In a rising rate environment, it will be beneficial to modify the basic HYLD/SHY strategy to HYLD/Cash and likewise the HYMB/SHY strategy to HYMB/Cash. I believe the safety net needs to be cash rather than SHY in these times. When short-term rates increase, the value of SHY will decrease. So it is better to have our money in cash rather than SHY.
Here is how the combined HYLD/Cash - HYMB/Cash Simple Bond Strategy works. Both HYLD and HYMB are analyzed using 25-day and 3-day simple moving averages. If the 3-day moving average is above the 25-day moving average for one of the two ETFs, we invest totally in that ETF. If the 3-day moving average is below the 25-day moving average in both ETFs, we hold our money in cash. If the 3-day moving average is above the 25-day moving average in both ETFs, we have two options: 1) put 50% of the portfolio money into each one (i.e. 50% in HYLD and 50% in HYMB), or 2) proceed to a final analysis that selects the best ETF between HYLD and HYMB.

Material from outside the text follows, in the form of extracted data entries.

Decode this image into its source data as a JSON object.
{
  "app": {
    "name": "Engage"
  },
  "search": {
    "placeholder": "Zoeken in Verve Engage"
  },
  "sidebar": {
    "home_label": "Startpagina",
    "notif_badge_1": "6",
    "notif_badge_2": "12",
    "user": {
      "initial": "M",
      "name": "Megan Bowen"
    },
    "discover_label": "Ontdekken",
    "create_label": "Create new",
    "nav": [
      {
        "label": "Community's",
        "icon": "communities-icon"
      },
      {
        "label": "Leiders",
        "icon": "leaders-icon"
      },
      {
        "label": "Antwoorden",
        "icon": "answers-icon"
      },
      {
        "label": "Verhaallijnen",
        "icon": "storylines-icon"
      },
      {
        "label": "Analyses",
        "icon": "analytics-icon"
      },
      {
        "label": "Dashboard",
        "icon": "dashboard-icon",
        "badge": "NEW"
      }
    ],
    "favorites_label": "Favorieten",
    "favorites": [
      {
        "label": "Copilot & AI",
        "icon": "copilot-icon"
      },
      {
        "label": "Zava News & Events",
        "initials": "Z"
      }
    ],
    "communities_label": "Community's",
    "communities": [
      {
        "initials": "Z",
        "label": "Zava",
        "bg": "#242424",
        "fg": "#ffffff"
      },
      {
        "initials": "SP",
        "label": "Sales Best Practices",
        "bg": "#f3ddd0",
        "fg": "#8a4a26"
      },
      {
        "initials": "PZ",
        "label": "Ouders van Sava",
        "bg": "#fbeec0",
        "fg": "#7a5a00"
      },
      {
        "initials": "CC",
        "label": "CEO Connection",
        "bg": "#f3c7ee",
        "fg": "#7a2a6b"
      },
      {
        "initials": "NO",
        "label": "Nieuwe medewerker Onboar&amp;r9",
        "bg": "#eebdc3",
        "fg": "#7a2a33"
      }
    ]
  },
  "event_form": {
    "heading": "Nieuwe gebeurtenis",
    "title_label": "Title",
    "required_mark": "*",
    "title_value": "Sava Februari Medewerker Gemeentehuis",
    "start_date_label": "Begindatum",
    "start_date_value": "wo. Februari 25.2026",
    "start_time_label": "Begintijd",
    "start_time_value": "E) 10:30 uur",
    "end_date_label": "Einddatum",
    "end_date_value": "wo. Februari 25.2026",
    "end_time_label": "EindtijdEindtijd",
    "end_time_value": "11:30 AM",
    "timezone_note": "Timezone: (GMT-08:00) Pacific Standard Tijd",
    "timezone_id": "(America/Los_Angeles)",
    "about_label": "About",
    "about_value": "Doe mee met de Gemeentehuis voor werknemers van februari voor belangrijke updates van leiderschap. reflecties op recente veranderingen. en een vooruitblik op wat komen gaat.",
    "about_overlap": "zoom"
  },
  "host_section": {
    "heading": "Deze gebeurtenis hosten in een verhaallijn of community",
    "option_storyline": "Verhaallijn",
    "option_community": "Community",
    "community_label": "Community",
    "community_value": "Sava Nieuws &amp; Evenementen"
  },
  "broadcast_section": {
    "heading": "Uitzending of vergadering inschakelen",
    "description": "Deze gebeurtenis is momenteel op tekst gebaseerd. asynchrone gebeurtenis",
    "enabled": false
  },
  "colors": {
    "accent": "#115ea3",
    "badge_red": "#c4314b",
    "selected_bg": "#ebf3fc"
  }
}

This final analysis calculates the HYLD/HYMB ratio and looks at the 5-day moving average ratio and the 15-day moving average ratio. If the 5-day moving average ratio is greater than the 15-day moving average ratio, HYLD is selected. Otherwise, HYMB is selected.
The ETFreplay results from June, 2011-to-present for the HYLD/Cash part of the strategy are shown below. The overall total return is 34.3% (CAGR ~ 9.5%) with a maximum drawdown of -3.6%. There are 13 trades over this span, an average of about four trades per year. Please note there have been a number of downturns of HYLD in this time period (even today as this is being written), and the HYLD/Cash sub-strategy has gotten out of HYLD early in the downturns and back into HYLD early in the upturns. At the present time, we are in the risk-off mode for HYLD.
The ETFreplay results for the HYMB-Cash part of the strategy are shown below. The overall total return is 43.3% (CAGR ~ 11.5%) with a maximum drawdown of -4.1%. There are twelve trades overall, about four trades per year. At the present time, we are in the risk-on mode for HYMB.
The ETFreplay results of the HYLD-HYMB sub-strategy are shown below. This is the final analysis to be performed if both HYLD and HYMB are both in risk-on status based on the HYLD-Cash and HYMB-Cash sub-strategies. This final analysis is used to determine which ETF is selected if only one ETF is to be chosen. The other option is to put 50% in HYLD and 50% in HYMB if both are in risk-on status.
The overall total return is 52.6% (CAGR ~ 13.5%) with a maximum drawdown of -5.8%. Please note that these are the results only if both ETFs were in the risk-on mode all the time (from June, 2011 - present). Of course, that did not actually happen in this time period.
In conclusion, this Enhanced Simple Bond Strategy, ESBS, shows good potential to produce moderate growth (CAGR ~ 11-12%) with minimal drawdown (~-4%) in a rising rate environment. Although ESBS has a limited backtest period, the basic low duration moving average methodology (utilized here) has been shown to be successful for low volatility bond ETFs like HYLD and HYMB in previous articles. Indeed, the low duration moving average approach was successfully backtested on the HYLD proxy VWEHX all the way back to 2000.
Disclosure: The author is long HYMB. The author wrote this article themselves, and it expresses their own opinions. The author is not receiving compensation for it. The author has no business relationship with any company whose stock is mentioned in this article.